The number of keyspaces is related to the long startup but ultimately the number of tables is the biggest contributor to the duration of Cassandra's startup sequence.

If you inspect the system.log closely, you will likely see that most of the time is spent between these 2 log entries:

INFO  [main] 2020-07-31 00:51:15,555 Gossiper.java:1723 - No gossip backlog; proceeding
INFO  [main] 2020-07-31 00:54:06,867 NativeTransportService.java:70 - Netty using native Epoll event loop

These entries were taken from a node running Cassandra 3.11.3.

Between waiting for gossip to settle (message from Gossiper.java class above) and the native transport service initialising (message from NativeTransportService.java), the classes CompactionStrategyManager and DiskBoundaryManager are doing most of the work during the initialisation process.

You can see this for yourself if you go through the debug.log. In fact, you will see repeated message entries indicating that C* is updating the disk boundaries. You can conclude from this that the length of time it takes for C* to initialise is proportional to the total number of tables in the cluster (regardless of how many keyspaces there are).

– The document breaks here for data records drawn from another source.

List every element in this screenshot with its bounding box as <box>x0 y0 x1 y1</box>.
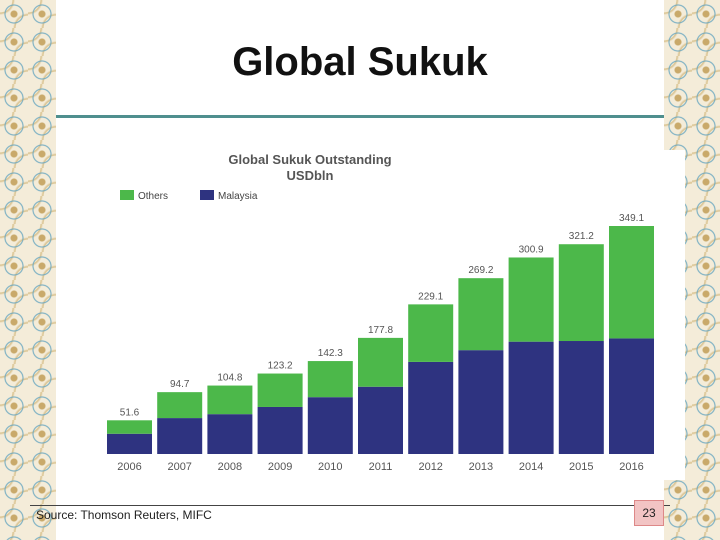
bar-others-2016 <box>609 226 654 339</box>
bar-malaysia-2006 <box>107 433 152 454</box>
bar-malaysia-2015 <box>558 341 604 454</box>
x-tick-2010: 2010 <box>318 461 342 473</box>
value-label-2010: 142.3 <box>318 348 343 359</box>
bar-malaysia-2009 <box>257 406 303 454</box>
x-tick-2006: 2006 <box>117 461 141 473</box>
bar-malaysia-2007 <box>157 418 203 454</box>
value-label-2007: 94.7 <box>170 379 190 390</box>
chart-svg: Global Sukuk Outstanding USDbln Others Ma… <box>107 152 654 473</box>
x-tick-2014: 2014 <box>519 461 543 473</box>
bar-others-2009 <box>257 373 303 407</box>
source-note: Source: Thomson Reuters, MIFC <box>36 508 212 522</box>
slide-title: Global Sukuk <box>232 40 488 84</box>
bar-others-2013 <box>458 278 504 351</box>
chart-subtitle: USDbln <box>287 168 334 183</box>
x-tick-2011: 2011 <box>369 461 393 473</box>
chart: Global Sukuk Outstanding USDbln Others Ma… <box>95 150 685 480</box>
footer-divider <box>30 505 670 506</box>
x-tick-2013: 2013 <box>469 461 493 473</box>
value-label-2006: 51.6 <box>120 407 140 418</box>
x-tick-2012: 2012 <box>418 461 442 473</box>
bar-malaysia-2014 <box>508 341 554 454</box>
legend-label-others: Others <box>138 191 168 202</box>
legend-label-malaysia: Malaysia <box>218 191 258 202</box>
x-tick-2009: 2009 <box>268 461 292 473</box>
bar-malaysia-2012 <box>408 361 454 454</box>
chart-bars <box>107 226 654 454</box>
bar-others-2010 <box>307 361 353 398</box>
bar-others-2007 <box>157 392 203 419</box>
bar-malaysia-2008 <box>207 414 253 454</box>
x-tick-2007: 2007 <box>167 461 191 473</box>
value-label-2016: 349.1 <box>619 213 644 224</box>
chart-title: Global Sukuk Outstanding <box>228 152 391 167</box>
chart-x-ticks: 2006 2007 2008 2009 2010 2011 2012 2013 2014 2015… <box>117 461 643 473</box>
value-label-2015: 321.2 <box>569 231 594 242</box>
bar-others-2011 <box>358 337 403 387</box>
chart-legend: Others Malaysia <box>120 190 258 202</box>
value-label-2011: 177.8 <box>368 325 393 336</box>
value-label-2008: 104.8 <box>217 373 242 384</box>
bar-others-2012 <box>408 304 454 362</box>
bar-malaysia-2013 <box>458 350 504 454</box>
x-tick-2015: 2015 <box>569 461 593 473</box>
x-tick-2016: 2016 <box>619 461 643 473</box>
value-label-2009: 123.2 <box>268 361 293 372</box>
value-label-2012: 229.1 <box>418 291 443 302</box>
title-divider <box>56 115 664 118</box>
page-number: 23 <box>634 500 664 526</box>
bar-malaysia-2011 <box>358 386 403 454</box>
legend-swatch-others <box>120 190 134 200</box>
bar-others-2006 <box>107 420 152 434</box>
bar-others-2015 <box>558 244 604 342</box>
decorative-border-left <box>0 0 56 540</box>
bar-malaysia-2010 <box>307 397 353 454</box>
bar-others-2008 <box>207 385 253 415</box>
value-label-2014: 300.9 <box>519 244 544 255</box>
legend-swatch-malaysia <box>200 190 214 200</box>
value-label-2013: 269.2 <box>468 265 493 276</box>
bar-others-2014 <box>508 257 554 342</box>
x-tick-2008: 2008 <box>218 461 242 473</box>
chart-value-labels: 51.6 94.7 104.8 123.2 142.3 177.8 229.1 269.2 30… <box>120 213 645 418</box>
bar-malaysia-2016 <box>609 338 654 454</box>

The CassandraDaemon.setup() method deals with initialising Cassandra. This section of the code (in C* 3.11.3) are the steps I refer to above if you're interested in the details of the startup sequence.

To answer your other question, there isn't a way of selecting which keyspaces/tables get loaded on startup. Cassandra needs to pre-load the data on disk so it knows what it owns. Cheers!